This is a question I'd like to put to the community because I don't understand it.
What is it about? Well, of course, I, too, like more choices about what kind of character I play, and yes, I, too have availed myself of the multiple-race feature in DAI. It's not that I actively dislike it, or don't understand why people like it.
Meanwhile, what I don't understand is why people find it important, because in my view, it is a completely superficial feature! Every character we play, human or not, is, in spite of a non-human label that was attached to them, still human in everything but name and appearance. And that means, human in everything that counts.
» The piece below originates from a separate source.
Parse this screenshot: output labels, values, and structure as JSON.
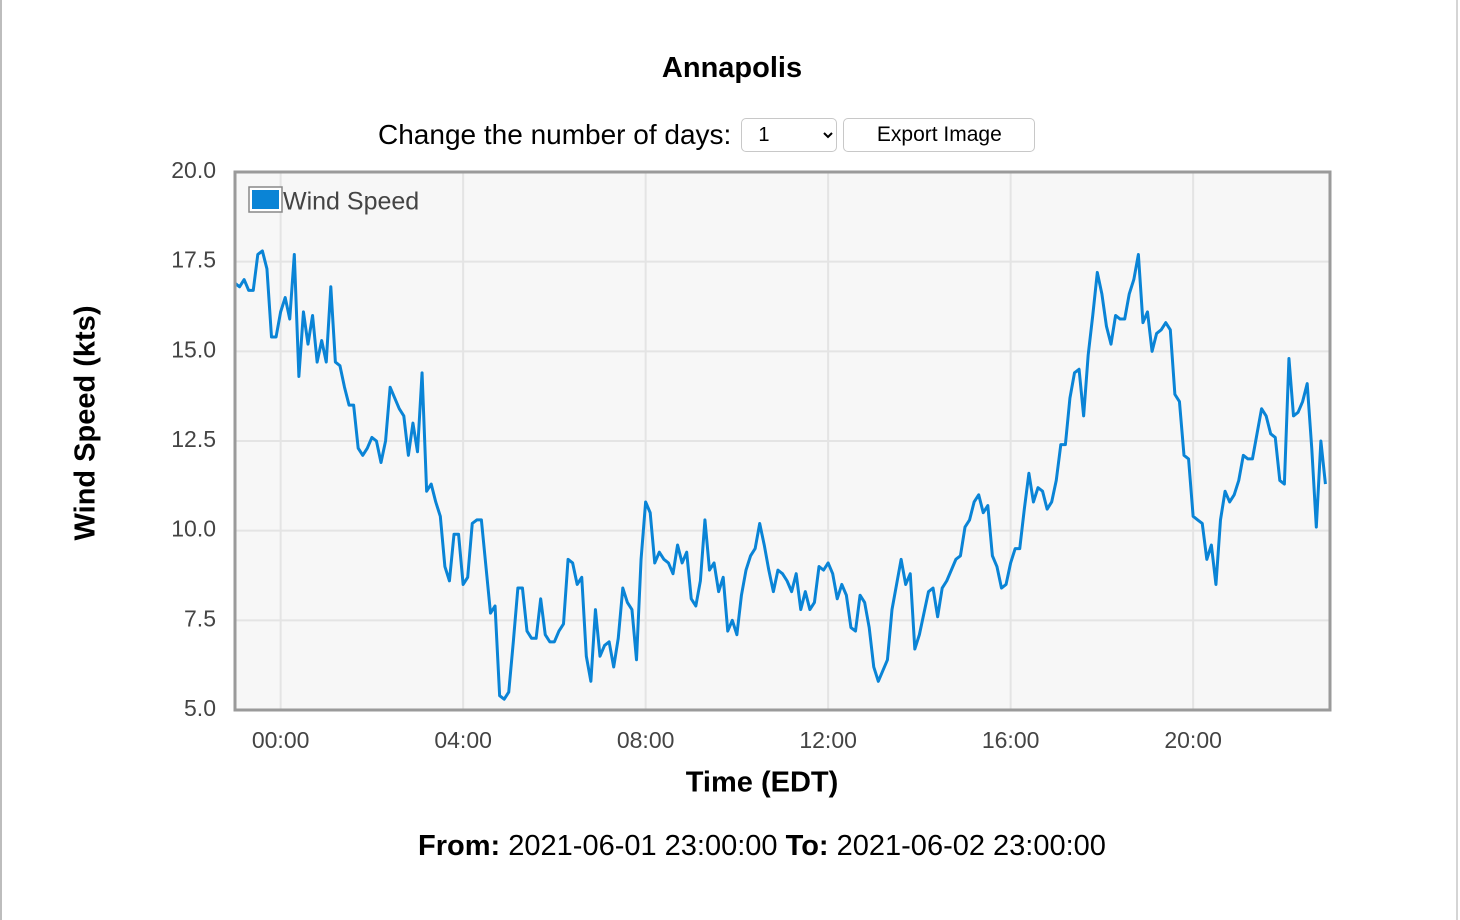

Dwarves...well, they are short and stocky humans with a somewhat interesting cultural background. Elves....somewhat skinny humans with long pointed ears and their own cultural background. Those cultural backgrounds, however, are nothing that a human culture couldn't have. Asari - lesbian human women with a specific culture. Turians - look like "horrible spiky monsters" but psychologically they're just militaristic humans.
I've heard people say playing humans is boring. Well, if that's so, then playing elves or dwarves, or asari or turians in Mass Effect, is just as boring because these races and species are plainly not non-human enough to make the difference to the human standard significant.
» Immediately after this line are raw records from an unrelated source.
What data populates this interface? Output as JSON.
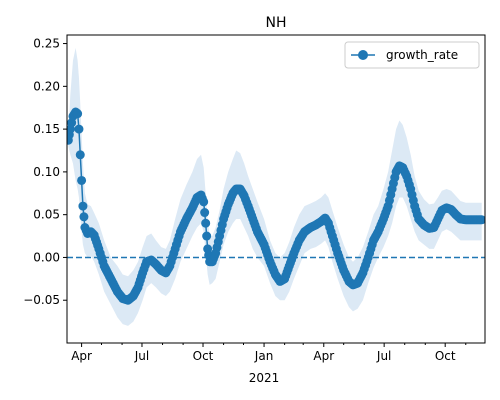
{
  "chart_data": {
    "type": "line",
    "title": "NH",
    "xlabel": "",
    "ylabel": "",
    "x_axis": {
      "type": "date",
      "range": [
        "2020-03-10",
        "2021-11-30"
      ],
      "ticks": [
        {
          "date": "2020-04-01",
          "label": "Apr"
        },
        {
          "date": "2020-07-01",
          "label": "Jul"
        },
        {
          "date": "2020-10-01",
          "label": "Oct"
        },
        {
          "date": "2021-01-01",
          "label": "Jan"
        },
        {
          "date": "2021-04-01",
          "label": "Apr"
        },
        {
          "date": "2021-07-01",
          "label": "Jul"
        },
        {
          "date": "2021-10-01",
          "label": "Oct"
        }
      ],
      "year_label": {
        "date": "2021-01-01",
        "label": "2021"
      }
    },
    "y_axis": {
      "range": [
        -0.1,
        0.26
      ],
      "ticks": [
        -0.05,
        0.0,
        0.05,
        0.1,
        0.15,
        0.2,
        0.25
      ],
      "tick_labels": [
        "−0.05",
        "0.00",
        "0.05",
        "0.10",
        "0.15",
        "0.20",
        "0.25"
      ]
    },
    "grid": false,
    "legend": {
      "position": "top-right",
      "entries": [
        "growth_rate"
      ]
    },
    "reference_line": {
      "y": 0.0,
      "style": "dashed",
      "color": "#1f77b4"
    },
    "series": [
      {
        "name": "growth_rate",
        "color": "#1f77b4",
        "marker": "circle",
        "band_color": "#dce9f5",
        "points": [
          [
            "2020-03-12",
            0.137,
            0.13,
            0.145
          ],
          [
            "2020-03-15",
            0.15,
            0.12,
            0.19
          ],
          [
            "2020-03-19",
            0.165,
            0.11,
            0.23
          ],
          [
            "2020-03-23",
            0.17,
            0.09,
            0.245
          ],
          [
            "2020-03-26",
            0.168,
            0.08,
            0.23
          ],
          [
            "2020-03-28",
            0.15,
            0.07,
            0.21
          ],
          [
            "2020-03-30",
            0.12,
            0.05,
            0.18
          ],
          [
            "2020-04-01",
            0.09,
            0.03,
            0.145
          ],
          [
            "2020-04-03",
            0.06,
            0.015,
            0.11
          ],
          [
            "2020-04-06",
            0.035,
            0.005,
            0.075
          ],
          [
            "2020-04-10",
            0.028,
            0.0,
            0.062
          ],
          [
            "2020-04-15",
            0.03,
            0.002,
            0.06
          ],
          [
            "2020-04-20",
            0.026,
            -0.005,
            0.052
          ],
          [
            "2020-04-27",
            0.01,
            -0.02,
            0.04
          ],
          [
            "2020-05-05",
            -0.01,
            -0.04,
            0.02
          ],
          [
            "2020-05-15",
            -0.025,
            -0.055,
            0.0
          ],
          [
            "2020-05-25",
            -0.04,
            -0.07,
            -0.01
          ],
          [
            "2020-06-02",
            -0.048,
            -0.078,
            -0.02
          ],
          [
            "2020-06-10",
            -0.05,
            -0.08,
            -0.022
          ],
          [
            "2020-06-18",
            -0.045,
            -0.075,
            -0.015
          ],
          [
            "2020-06-25",
            -0.035,
            -0.065,
            -0.005
          ],
          [
            "2020-07-02",
            -0.018,
            -0.05,
            0.012
          ],
          [
            "2020-07-08",
            -0.005,
            -0.035,
            0.025
          ],
          [
            "2020-07-15",
            -0.003,
            -0.03,
            0.028
          ],
          [
            "2020-07-22",
            -0.008,
            -0.035,
            0.02
          ],
          [
            "2020-07-30",
            -0.015,
            -0.042,
            0.012
          ],
          [
            "2020-08-06",
            -0.018,
            -0.045,
            0.01
          ],
          [
            "2020-08-12",
            -0.01,
            -0.04,
            0.02
          ],
          [
            "2020-08-20",
            0.01,
            -0.025,
            0.045
          ],
          [
            "2020-08-28",
            0.03,
            -0.005,
            0.068
          ],
          [
            "2020-09-06",
            0.045,
            0.01,
            0.085
          ],
          [
            "2020-09-15",
            0.058,
            0.025,
            0.1
          ],
          [
            "2020-09-22",
            0.07,
            0.035,
            0.115
          ],
          [
            "2020-09-28",
            0.073,
            0.04,
            0.12
          ],
          [
            "2020-10-02",
            0.065,
            0.03,
            0.105
          ],
          [
            "2020-10-05",
            0.04,
            0.005,
            0.075
          ],
          [
            "2020-10-08",
            0.01,
            -0.02,
            0.045
          ],
          [
            "2020-10-11",
            -0.005,
            -0.032,
            0.025
          ],
          [
            "2020-10-15",
            -0.005,
            -0.03,
            0.025
          ],
          [
            "2020-10-20",
            0.005,
            -0.025,
            0.035
          ],
          [
            "2020-10-26",
            0.025,
            -0.005,
            0.055
          ],
          [
            "2020-11-01",
            0.045,
            0.015,
            0.08
          ],
          [
            "2020-11-08",
            0.062,
            0.03,
            0.1
          ],
          [
            "2020-11-15",
            0.075,
            0.04,
            0.115
          ],
          [
            "2020-11-20",
            0.08,
            0.045,
            0.125
          ],
          [
            "2020-11-26",
            0.08,
            0.045,
            0.122
          ],
          [
            "2020-12-02",
            0.072,
            0.035,
            0.11
          ],
          [
            "2020-12-08",
            0.06,
            0.025,
            0.095
          ],
          [
            "2020-12-15",
            0.045,
            0.01,
            0.08
          ],
          [
            "2020-12-22",
            0.03,
            0.0,
            0.065
          ],
          [
            "2021-01-01",
            0.015,
            -0.01,
            0.045
          ],
          [
            "2021-01-10",
            -0.005,
            -0.03,
            0.02
          ],
          [
            "2021-01-18",
            -0.02,
            -0.045,
            0.005
          ],
          [
            "2021-01-25",
            -0.028,
            -0.05,
            0.0
          ],
          [
            "2021-02-01",
            -0.025,
            -0.05,
            0.005
          ],
          [
            "2021-02-08",
            -0.01,
            -0.04,
            0.018
          ],
          [
            "2021-02-15",
            0.005,
            -0.025,
            0.035
          ],
          [
            "2021-02-23",
            0.02,
            -0.01,
            0.05
          ],
          [
            "2021-03-03",
            0.03,
            0.005,
            0.06
          ],
          [
            "2021-03-12",
            0.035,
            0.01,
            0.063
          ],
          [
            "2021-03-20",
            0.038,
            0.012,
            0.066
          ],
          [
            "2021-03-28",
            0.042,
            0.016,
            0.07
          ],
          [
            "2021-04-03",
            0.046,
            0.02,
            0.075
          ],
          [
            "2021-04-08",
            0.04,
            0.012,
            0.07
          ],
          [
            "2021-04-14",
            0.025,
            -0.005,
            0.055
          ],
          [
            "2021-04-22",
            0.005,
            -0.025,
            0.035
          ],
          [
            "2021-05-01",
            -0.015,
            -0.045,
            0.015
          ],
          [
            "2021-05-09",
            -0.028,
            -0.058,
            0.0
          ],
          [
            "2021-05-15",
            -0.032,
            -0.063,
            -0.005
          ],
          [
            "2021-05-22",
            -0.03,
            -0.06,
            0.0
          ],
          [
            "2021-05-30",
            -0.018,
            -0.05,
            0.012
          ],
          [
            "2021-06-07",
            0.0,
            -0.03,
            0.03
          ],
          [
            "2021-06-15",
            0.02,
            -0.012,
            0.05
          ],
          [
            "2021-06-22",
            0.03,
            0.0,
            0.06
          ],
          [
            "2021-06-30",
            0.045,
            0.012,
            0.08
          ],
          [
            "2021-07-07",
            0.06,
            0.025,
            0.1
          ],
          [
            "2021-07-13",
            0.08,
            0.04,
            0.125
          ],
          [
            "2021-07-19",
            0.1,
            0.06,
            0.15
          ],
          [
            "2021-07-24",
            0.107,
            0.07,
            0.16
          ],
          [
            "2021-07-29",
            0.105,
            0.07,
            0.155
          ],
          [
            "2021-08-04",
            0.095,
            0.06,
            0.14
          ],
          [
            "2021-08-10",
            0.08,
            0.045,
            0.12
          ],
          [
            "2021-08-16",
            0.06,
            0.03,
            0.095
          ],
          [
            "2021-08-22",
            0.045,
            0.02,
            0.078
          ],
          [
            "2021-08-30",
            0.038,
            0.015,
            0.068
          ],
          [
            "2021-09-07",
            0.034,
            0.01,
            0.062
          ],
          [
            "2021-09-14",
            0.035,
            0.01,
            0.063
          ],
          [
            "2021-09-20",
            0.045,
            0.02,
            0.07
          ],
          [
            "2021-09-26",
            0.055,
            0.03,
            0.078
          ],
          [
            "2021-10-03",
            0.058,
            0.033,
            0.08
          ],
          [
            "2021-10-10",
            0.056,
            0.03,
            0.078
          ],
          [
            "2021-10-17",
            0.05,
            0.025,
            0.072
          ],
          [
            "2021-10-24",
            0.045,
            0.02,
            0.066
          ],
          [
            "2021-11-01",
            0.044,
            0.02,
            0.064
          ],
          [
            "2021-11-12",
            0.044,
            0.02,
            0.064
          ],
          [
            "2021-11-25",
            0.044,
            0.02,
            0.064
          ]
        ]
      }
    ]
  }
}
To add to that, since the foundation on which "non-human" races and species are built is a particular human archetype, playing those is usually much more limiting than playing a human.
So really, why are people so obsessed with this feature? Sure, it's nice to have, but the way it's implemented, it's superficial. Cosmetic. I can imagine any number of character templates I'd find it interesting to play in the world of Thedas, but those that would require a *really* non-human species have never had a fitting species implemented.